I tell you all this to tell you it certainly wasn’t what I expected. It wasn’t what I planned. But, it worked. By Christmas (about three months later), I had pumped every two hours for long enough that I was able to completely feed her milk without formula. I maintained that for a year! A whole entire year! It was twice as long as I had set out to do. Maybe that’s why I needed to pump. Maybe that was God’s plan. 

It wasn’t what I expected. It was hard. It was exhausting. I had times I wanted to throw that pump out the window. I HATED getting up when everyone else was asleep (including my baby) and hooking up to that machine. I hated washing the bottles. I hated washing the pump parts. I hated having to put my baby down instead of taking extra snuggle time because I had to pump.
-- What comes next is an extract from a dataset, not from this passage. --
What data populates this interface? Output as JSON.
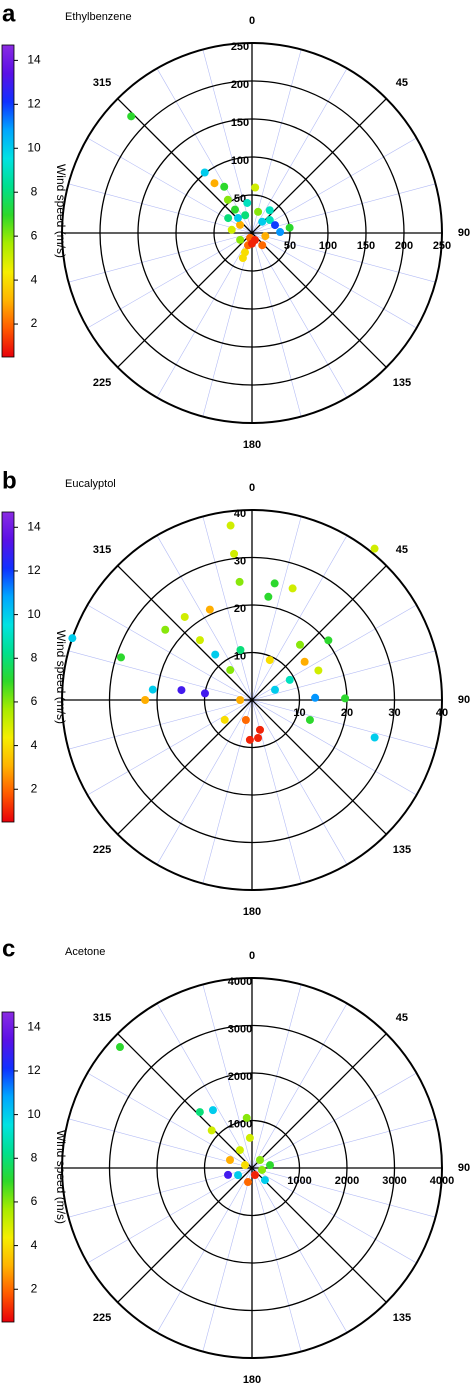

But, at the same time I loved it.  I loved seeing those little thighs get chubby. I loved seeing her smile (once she started smiling) when she got her bottle. I loved looking deep into her eyes as I fed her. The kid never once held her bottle on her own. She was eventually fully capable, but she was just never interested. And that was OK with me. It was our time. We weren’t bonding like I had thought we might with her breastfeeding, but we were bonding nonetheless. And she was growing. And she was healthy. And she was strong. And she was beautiful. And she was perfect. And she was worth it.

I look at her now — at my vivacious 2-year-old — and I’d do it again. It was unexpected. This motherhood journey is quite unexpected. Heck, even just looking at her and seeing what I see is unexpected. Having brown hair and brown eyes and being married to a man with black hair and hazel eyes, I never dreamed I’d look at redhead with blue eyes and call her mine. Motherhood is full of surprises and the unexpected. Some of it is good. Some of it is bad. And some of it just is.

I think the biggest challenge is to get over what we expected. To let go of what we had planned and just enjoy and appreciate what we have. I’ve been thinking about that a lot. I had thought I was 100 percent reconciled to the fact that I ended up having to exclusively pump. I thought I had dealt with those emotions of disappointment, sadness and frustration. They’ve been bubbling up as I’m working on this article. And that’s OK. It’s a grief process sometimes to let go of what we expected from life and move on. But, that’s what we need to do. We need to move on. While we don’t want to get stuck in the past, neither should we get stuck in what we expected. I don’t think any adult on this planet would ever tell you his life turned out as he had planned. And that’s OK. If my life went exactly how I’d planned, I’d have missed out on some good things along the way. I’d have missed some lessons. And I sure as heck wouldn’t appreciate the good times nearly as much as I do for having been through the hard ones.